イベント4 異世界帰りの幼なじみと部活見学するらしい。やめろ、そんなに激しくやると服が破けるだろ! ④

 ――なにかおかしい


 俺がそのことに気付いたのは、ランニングを始めて10分ぐらい経った頃だろうか。

 

 妙に体が軽い。

 そして、全身に力がみなぎっている感覚がする。


 初めのうちは肉体が若返ったせいだろうと思っていた。

 なにしろ、こちとら昨日までは駅の階段を登るだけで、ひーこら言ってたおっさんである。

 それが突然10代に戻ったんだから、そりゃあエネルギッシュに感じるよなー、と。


 だが、トラックを10周も走ったあたりで、さすがに異常だと感じ始めた。


 まったく疲れないのだ。

 どのぐらい頑張れるか試すつもりで、最初からほぼ全力で飛ばし続けているにも関わらずである。


 俺はふと、前方に人影を発見した。

 一緒にスタートした部長である。

 つまりは周回遅れに追いついてしまったわけだ。


 女子マネや女子部員たちが、俺を指さし騒ぎ始めていたが、当然俺にはそんなことを喜んでいる心のゆとりはなかった。


 10分も全力で走り続けて息切れ一つしないって、体力があるとか以前にもう人間じゃねえだろ……。


 足を上下させつつ、俺はつい先程の出来事を思い出す。

 

 こちらの肩に触れながら、呪文めいた言葉を呟くこずえ

 直後、淡い光に包まれた俺の体――

 

 理由はそれしか考えられなかった。


「そ、そこまで」


 顧問の先生の声がかかり、俺はようやく足を止める。


「……タイムは?」


 ストップウォッチを持った生徒にたずねる顧問。

 

「5000mを10分13秒です」

「馬鹿いうな! 世界記録が12分35秒だぞ!?」

「でも――」


 ストップウォッチを差し出す生徒。

 顧問はそれを覗き込んで震え始める。


「国体――いやオリンピックだ! わが校から五輪選手が……」

「いやぁー、さすがに計り間違えですよぉ~」


 シャブをキメているような目でぶつぶつ言い始めた顧問に、俺は慌てて軽口をよそおい、告げた。


 それから足早に幼なじみの元へと向かう。


「ちょっとこい!」

 

 傍らにいた長谷はせに声が届かないところまで、彼女を引っ張ってゆく。


「私の言った通り、大丈夫だっただろう?」


 腕を組んでドヤる梢を見て、俺は自らの予感が的中したことを悟った。


「……なにをした?」

後方支援マネージャーとしての仕事をさせてもらったまでだよ」

「具体的には?」

「たーくんのステータスに軽くバフをかけておいた。筋力、体力、俊敏性、これらをカンストまで引き上げた」

「ぜんぜん軽くねえだろ!」

「礼はいらない。私はたーくんの専属マネージャーだからな!」

「誰も礼はいってねえよ! とにかく元に戻せや」


 心底意外といった表情を見せる幼なじみ。


「……たーくんは私の支援魔法が気に入らなかったのか?」

「当り前だ。こんなのドーピングと変わらねえだろ!」

 

 完全な不正行為である。

 

 こんなんで結果を出したら真面目にやっている部員たちに申し訳ないし(現に伴走してくれた部長は、「僕の3年間の努力は……」とか四つん這いでうめいている)、騒ぎになったら俺たちの正体がばれてしまうリスクがある。

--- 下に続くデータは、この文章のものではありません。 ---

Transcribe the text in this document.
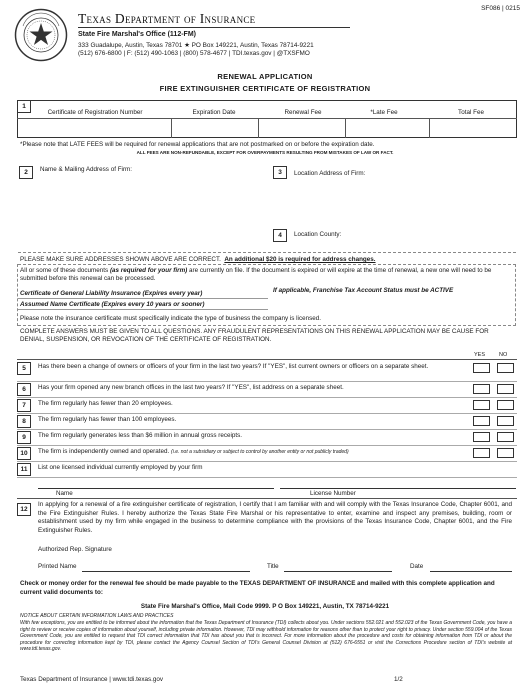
SF086 | 0215
Texas Department of Insurance
State Fire Marshal's Office (112-FM)
333 Guadalupe, Austin, Texas 78701 ★ PO Box 149221, Austin, Texas 78714-9221
(512) 676-6800 | F: (512) 490-1063 | (800) 578-4677 | TDI.texas.gov | @TXSFMO
RENEWAL APPLICATION
FIRE EXTINGUISHER CERTIFICATE OF REGISTRATION
1
Certificate of Registration Number	Expiration Date	Renewal Fee	*Late Fee	Total Fee
*Please note that LATE FEES will be required for renewal applications that are not postmarked on or before the expiration date.
ALL FEES ARE NON-REFUNDABLE, EXCEPT FOR OVERPAYMENTS RESULTING FROM MISTAKES OF LAW OR FACT.
2	Name & Mailing Address of Firm:	3	Location Address of Firm:
4	Location County:
PLEASE MAKE SURE ADDRESSES SHOWN ABOVE ARE CORRECT. An additional $20 is required for address changes.
All or some of these documents (as required for your firm) are currently on file. If the document is expired or will expire at the time of renewal, a new one will need to be submitted before this renewal can be processed.
Certificate of General Liability Insurance (Expires every year)	If applicable, Franchise Tax Account Status must be ACTIVE
Assumed Name Certificate (Expires every 10 years or sooner)
Please note the insurance certificate must specifically indicate the type of business the company is licensed.
COMPLETE ANSWERS MUST BE GIVEN TO ALL QUESTIONS. ANY FRAUDULENT REPRESENTATIONS ON THIS RENEWAL APPLICATION MAY BE CAUSE FOR DENIAL, SUSPENSION, OR REVOCATION OF THE CERTIFICATE OF REGISTRATION.
YES	NO
5	Has there been a change of owners or officers of your firm in the last two years? If "YES", list current owners or officers on a separate sheet.
6	Has your firm opened any new branch offices in the last two years? If "YES", list address on a separate sheet.
7	The firm regularly has fewer than 20 employees.
8	The firm regularly has fewer than 100 employees.
9	The firm regularly generates less than $6 million in annual gross receipts.
10	The firm is independently owned and operated. (i.e. not a subsidiary or subject to control by another entity or not publicly traded)
11	List one licensed individual currently employed by your firm
Name	License Number
12
In applying for a renewal of a fire extinguisher certificate of registration, I certify that I am familiar with and will comply with the Texas Insurance Code, Chapter 6001, and the Fire Extinguisher Rules. I hereby authorize the Texas State Fire Marshal or his representative to enter, examine and inspect any premises, building, room or establishment used by my firm while engaged in the business to determine compliance with the provisions of the Texas Insurance Code, Chapter 6001, and the Fire Extinguisher Rules.
Authorized Rep. Signature
Printed Name	Title	Date
Check or money order for the renewal fee should be made payable to the TEXAS DEPARTMENT OF INSURANCE and mailed with this complete application and current valid documents to:
State Fire Marshal's Office, Mail Code 9999. P O Box 149221, Austin, TX 78714-9221
NOTICE ABOUT CERTAIN INFORMATION LAWS AND PRACTICES
With few exceptions, you are entitled to be informed about the information that the Texas Department of Insurance (TDI) collects about you. Under sections 552.021 and 552.023 of the Texas Government Code, you have a right to review or receive copies of information about yourself, including private information. However, TDI may withhold information for reasons other than to protect your right to privacy. Under section 559.004 of the Texas Government Code, you are entitled to request that TDI correct information that TDI has about you that is incorrect. For more information about the procedure and costs for obtaining information from TDI or about the procedure for correcting information kept by TDI, please contact the Agency Counsel Section of TDI's General Counsel Division at (512) 676-6551 or visit the Corrections Procedure section of TDI's website at www.tdi.texas.gov.
Texas Department of Insurance | www.tdi.texas.gov	1/2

 しかし、梢は首をふって、無知な子供を諭すような目になった。


「たーくん、戦う前に薬や魔法でドーピングするのは、異世界では村の子供でも知っている常識だぞ?」

「…………1億回ぐらい言ってるけど、こっちの世界でおまえの常識は通じねえから。とりあえず、その強化魔法とやらを外せや」

「それはできない」

「なぜ?」

「私が解除魔法を知らないからだ」


 平然と告げる幼なじみ。


 俺は初めて疲れを感じ、その場にしゃがみこんだ。

 どうやら精神力までは強化されていなかったらしい。


「あのう――」


 そのとき、横手から声がかかった。

 長谷が眼鏡を持ち上げつつ、遠慮がちに告げる。


「先生が呼んでいますけど……」


 彼女の示す方を見ると、顧問が「レッツ、オリンピック!」とか言いながら、ギラギラした目で俺を凝視していた。


 ……くそ、とりあえずこのまま続けるしかねえか。